Publications & Resources
Consequences and Validity of Performance Assessment for English Language Learners: Integrating Academic Language and ELL Instructional Needs into Opportunity to Learn Measures
Zenaida Aguirre-Muñoz, Christy Kim Boscardin, Barbara Jones, Jae-Eun Park, Marjorie Chinen, Hye Sook Shin, Janet Lee, Anastasia Aimee Amabisca and Aprile Benner
To further the understanding of ELL (under) achievement and broaden the current scope of OTL models, the primary focus of this study was to investigate process and content opportunities that are particularly relevant to improving ELL achievement with particular attention to the relationship between opportunities to acquire academic language and ELL achievement. The work reported here operationalized academic language within a systemic functional linguistics theory (also called “functional grammar”).

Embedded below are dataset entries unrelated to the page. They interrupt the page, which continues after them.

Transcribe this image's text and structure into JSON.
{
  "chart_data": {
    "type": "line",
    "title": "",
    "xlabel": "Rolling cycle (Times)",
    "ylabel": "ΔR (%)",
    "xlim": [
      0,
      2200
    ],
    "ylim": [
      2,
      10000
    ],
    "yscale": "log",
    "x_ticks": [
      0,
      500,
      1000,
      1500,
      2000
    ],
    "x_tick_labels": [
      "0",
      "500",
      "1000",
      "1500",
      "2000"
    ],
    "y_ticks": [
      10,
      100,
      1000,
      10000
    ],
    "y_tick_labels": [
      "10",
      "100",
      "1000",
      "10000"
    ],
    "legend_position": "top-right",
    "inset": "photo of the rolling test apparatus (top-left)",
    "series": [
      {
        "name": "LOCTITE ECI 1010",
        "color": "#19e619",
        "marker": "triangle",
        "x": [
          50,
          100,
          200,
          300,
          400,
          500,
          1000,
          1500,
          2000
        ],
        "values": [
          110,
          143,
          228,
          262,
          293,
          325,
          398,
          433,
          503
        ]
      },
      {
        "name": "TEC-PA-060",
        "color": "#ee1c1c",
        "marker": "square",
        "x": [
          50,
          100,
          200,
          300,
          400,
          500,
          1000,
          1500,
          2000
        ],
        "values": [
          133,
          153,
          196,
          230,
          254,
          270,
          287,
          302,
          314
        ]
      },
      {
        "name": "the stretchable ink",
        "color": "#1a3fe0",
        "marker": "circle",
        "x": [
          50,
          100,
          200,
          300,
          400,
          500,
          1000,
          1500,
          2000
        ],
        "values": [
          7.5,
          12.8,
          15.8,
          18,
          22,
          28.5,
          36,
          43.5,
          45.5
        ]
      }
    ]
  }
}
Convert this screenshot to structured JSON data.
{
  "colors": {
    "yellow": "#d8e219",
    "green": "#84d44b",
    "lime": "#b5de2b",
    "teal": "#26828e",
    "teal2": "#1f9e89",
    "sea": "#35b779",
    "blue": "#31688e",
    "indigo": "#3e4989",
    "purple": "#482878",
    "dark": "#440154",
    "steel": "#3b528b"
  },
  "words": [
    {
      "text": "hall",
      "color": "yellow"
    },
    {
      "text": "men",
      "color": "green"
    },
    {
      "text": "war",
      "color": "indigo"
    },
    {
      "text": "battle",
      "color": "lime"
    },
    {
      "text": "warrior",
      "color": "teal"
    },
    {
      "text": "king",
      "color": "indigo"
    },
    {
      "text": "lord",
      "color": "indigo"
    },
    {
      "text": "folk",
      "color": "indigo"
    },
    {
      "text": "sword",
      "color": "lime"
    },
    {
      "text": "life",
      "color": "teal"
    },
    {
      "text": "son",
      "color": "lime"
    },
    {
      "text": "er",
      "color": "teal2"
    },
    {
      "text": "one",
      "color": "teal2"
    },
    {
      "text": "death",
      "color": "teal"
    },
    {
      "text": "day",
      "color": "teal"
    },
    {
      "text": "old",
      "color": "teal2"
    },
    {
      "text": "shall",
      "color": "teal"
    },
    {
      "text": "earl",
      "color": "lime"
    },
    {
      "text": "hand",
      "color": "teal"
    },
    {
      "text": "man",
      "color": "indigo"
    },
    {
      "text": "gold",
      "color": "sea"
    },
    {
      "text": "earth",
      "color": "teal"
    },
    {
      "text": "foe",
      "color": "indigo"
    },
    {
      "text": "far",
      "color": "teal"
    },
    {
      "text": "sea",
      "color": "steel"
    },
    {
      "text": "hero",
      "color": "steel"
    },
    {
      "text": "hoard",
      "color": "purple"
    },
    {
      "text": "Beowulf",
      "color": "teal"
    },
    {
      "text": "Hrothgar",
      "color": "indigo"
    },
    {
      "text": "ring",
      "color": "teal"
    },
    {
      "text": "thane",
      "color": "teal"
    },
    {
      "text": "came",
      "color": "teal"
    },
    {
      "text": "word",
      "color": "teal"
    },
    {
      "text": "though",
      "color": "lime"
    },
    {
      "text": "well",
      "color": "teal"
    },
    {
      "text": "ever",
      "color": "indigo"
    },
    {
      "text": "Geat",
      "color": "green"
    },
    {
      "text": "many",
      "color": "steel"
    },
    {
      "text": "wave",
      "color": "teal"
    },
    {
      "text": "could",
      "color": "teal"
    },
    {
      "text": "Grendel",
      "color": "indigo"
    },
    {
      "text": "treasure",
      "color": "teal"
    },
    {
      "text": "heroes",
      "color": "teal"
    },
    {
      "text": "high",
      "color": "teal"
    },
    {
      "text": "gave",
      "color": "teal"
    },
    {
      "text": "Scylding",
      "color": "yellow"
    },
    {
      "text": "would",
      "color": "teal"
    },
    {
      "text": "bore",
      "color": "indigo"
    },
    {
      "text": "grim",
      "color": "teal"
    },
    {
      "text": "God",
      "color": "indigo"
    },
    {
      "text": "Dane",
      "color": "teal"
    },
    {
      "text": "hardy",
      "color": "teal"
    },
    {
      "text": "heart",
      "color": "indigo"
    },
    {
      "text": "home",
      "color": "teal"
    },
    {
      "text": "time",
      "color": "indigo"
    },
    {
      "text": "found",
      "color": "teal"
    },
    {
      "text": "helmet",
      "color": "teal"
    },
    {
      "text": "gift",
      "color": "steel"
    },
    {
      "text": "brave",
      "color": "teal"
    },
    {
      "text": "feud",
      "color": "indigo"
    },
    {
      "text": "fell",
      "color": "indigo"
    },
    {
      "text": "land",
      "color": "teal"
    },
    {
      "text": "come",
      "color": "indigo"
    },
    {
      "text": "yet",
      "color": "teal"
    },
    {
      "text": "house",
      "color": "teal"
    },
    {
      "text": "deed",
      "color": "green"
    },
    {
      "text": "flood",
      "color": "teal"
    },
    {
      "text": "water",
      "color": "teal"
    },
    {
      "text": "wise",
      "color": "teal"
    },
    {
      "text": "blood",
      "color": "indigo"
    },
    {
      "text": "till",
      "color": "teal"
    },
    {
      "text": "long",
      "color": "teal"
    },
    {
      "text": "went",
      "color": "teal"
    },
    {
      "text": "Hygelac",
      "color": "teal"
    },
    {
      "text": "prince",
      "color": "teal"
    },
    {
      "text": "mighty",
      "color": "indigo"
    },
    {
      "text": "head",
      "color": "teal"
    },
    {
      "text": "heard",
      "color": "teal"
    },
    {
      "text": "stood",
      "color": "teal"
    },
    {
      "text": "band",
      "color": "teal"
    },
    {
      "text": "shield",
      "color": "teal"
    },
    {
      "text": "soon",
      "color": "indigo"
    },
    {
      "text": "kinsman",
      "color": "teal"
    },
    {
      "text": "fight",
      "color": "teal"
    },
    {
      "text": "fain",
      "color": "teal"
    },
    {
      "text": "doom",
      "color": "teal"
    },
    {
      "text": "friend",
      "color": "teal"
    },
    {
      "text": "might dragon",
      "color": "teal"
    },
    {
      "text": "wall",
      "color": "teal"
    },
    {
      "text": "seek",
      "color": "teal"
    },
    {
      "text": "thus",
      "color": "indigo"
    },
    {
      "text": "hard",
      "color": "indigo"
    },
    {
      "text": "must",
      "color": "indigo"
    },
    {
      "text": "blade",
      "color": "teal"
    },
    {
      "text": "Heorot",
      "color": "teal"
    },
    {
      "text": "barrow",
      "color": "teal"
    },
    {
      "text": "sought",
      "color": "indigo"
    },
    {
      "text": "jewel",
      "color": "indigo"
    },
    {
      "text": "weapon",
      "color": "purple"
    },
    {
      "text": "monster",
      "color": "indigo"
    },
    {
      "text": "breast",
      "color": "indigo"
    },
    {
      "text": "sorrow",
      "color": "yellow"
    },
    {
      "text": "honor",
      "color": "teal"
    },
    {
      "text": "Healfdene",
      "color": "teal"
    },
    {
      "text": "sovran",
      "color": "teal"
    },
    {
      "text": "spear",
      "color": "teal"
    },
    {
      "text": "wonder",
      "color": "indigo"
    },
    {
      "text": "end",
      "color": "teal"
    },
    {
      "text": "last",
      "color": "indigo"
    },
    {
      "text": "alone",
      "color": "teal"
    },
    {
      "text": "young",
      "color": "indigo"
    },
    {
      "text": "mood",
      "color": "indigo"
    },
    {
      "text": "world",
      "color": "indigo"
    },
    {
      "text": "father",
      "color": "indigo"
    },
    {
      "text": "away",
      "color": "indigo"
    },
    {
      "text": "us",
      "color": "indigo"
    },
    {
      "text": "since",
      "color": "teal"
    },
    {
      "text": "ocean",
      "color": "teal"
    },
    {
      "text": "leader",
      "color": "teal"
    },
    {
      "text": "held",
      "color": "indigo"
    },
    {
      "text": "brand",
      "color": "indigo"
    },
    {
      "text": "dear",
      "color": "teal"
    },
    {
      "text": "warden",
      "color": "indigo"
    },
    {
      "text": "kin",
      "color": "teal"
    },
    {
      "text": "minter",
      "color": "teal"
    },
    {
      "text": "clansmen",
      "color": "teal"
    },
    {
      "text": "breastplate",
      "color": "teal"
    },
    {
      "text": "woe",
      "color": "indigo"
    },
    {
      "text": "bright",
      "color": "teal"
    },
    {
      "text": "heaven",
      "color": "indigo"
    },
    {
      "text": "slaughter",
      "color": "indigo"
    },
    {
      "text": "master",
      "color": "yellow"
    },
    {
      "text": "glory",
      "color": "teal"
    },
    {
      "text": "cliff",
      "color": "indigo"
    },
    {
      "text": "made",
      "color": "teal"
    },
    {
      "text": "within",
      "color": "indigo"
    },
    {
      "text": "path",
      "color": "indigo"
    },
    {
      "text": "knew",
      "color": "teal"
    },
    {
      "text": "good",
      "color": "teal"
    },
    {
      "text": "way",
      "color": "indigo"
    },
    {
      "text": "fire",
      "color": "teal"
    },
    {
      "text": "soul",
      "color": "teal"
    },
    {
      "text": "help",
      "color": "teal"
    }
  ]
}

This theory of language use provided teachers and students with a framework for analyzing language in a manner that both built on existing language knowledge (or schemas) and provided them with an accessible structure for examining more complicated language (and content) concept. Based on our literature review, previous findings, and new ELL-sensitive OTL model, we investigated the following research questions in this study: (a.) To what extent and in what ways are students being exposed to key OTL variables in classrooms? (b). What is the impact of academic language and other OTL indicators on ELLs’ and non-ELLs’ performance on LAPA? One of the most important findings from this study points to the need for explicit instruction on academic language. The positive impact of functional grammar implementation on student outcomes also suggests that in order for ELLs to fully benefit from assessment-driven reform, teachers need the capacity to make the linguistic expectations clear to students by focusing on the linguistic elements that are characteristic of academic registers.
Aguirre-Muñoz, Z., Boscardin, C. K., Jones, B., Park, J.-E., Chinen, M., Shin, H. S., … Benner, A. (2006). Consequences and validity of performance assessment for English language learners: Integrating academic language and ELL instructional needs into opportunity to learn measures (CSE Report 678). Los Angeles: University of California, Los Angeles, National Center for Research on Evaluation, Standards, and Student Testing (CRESST).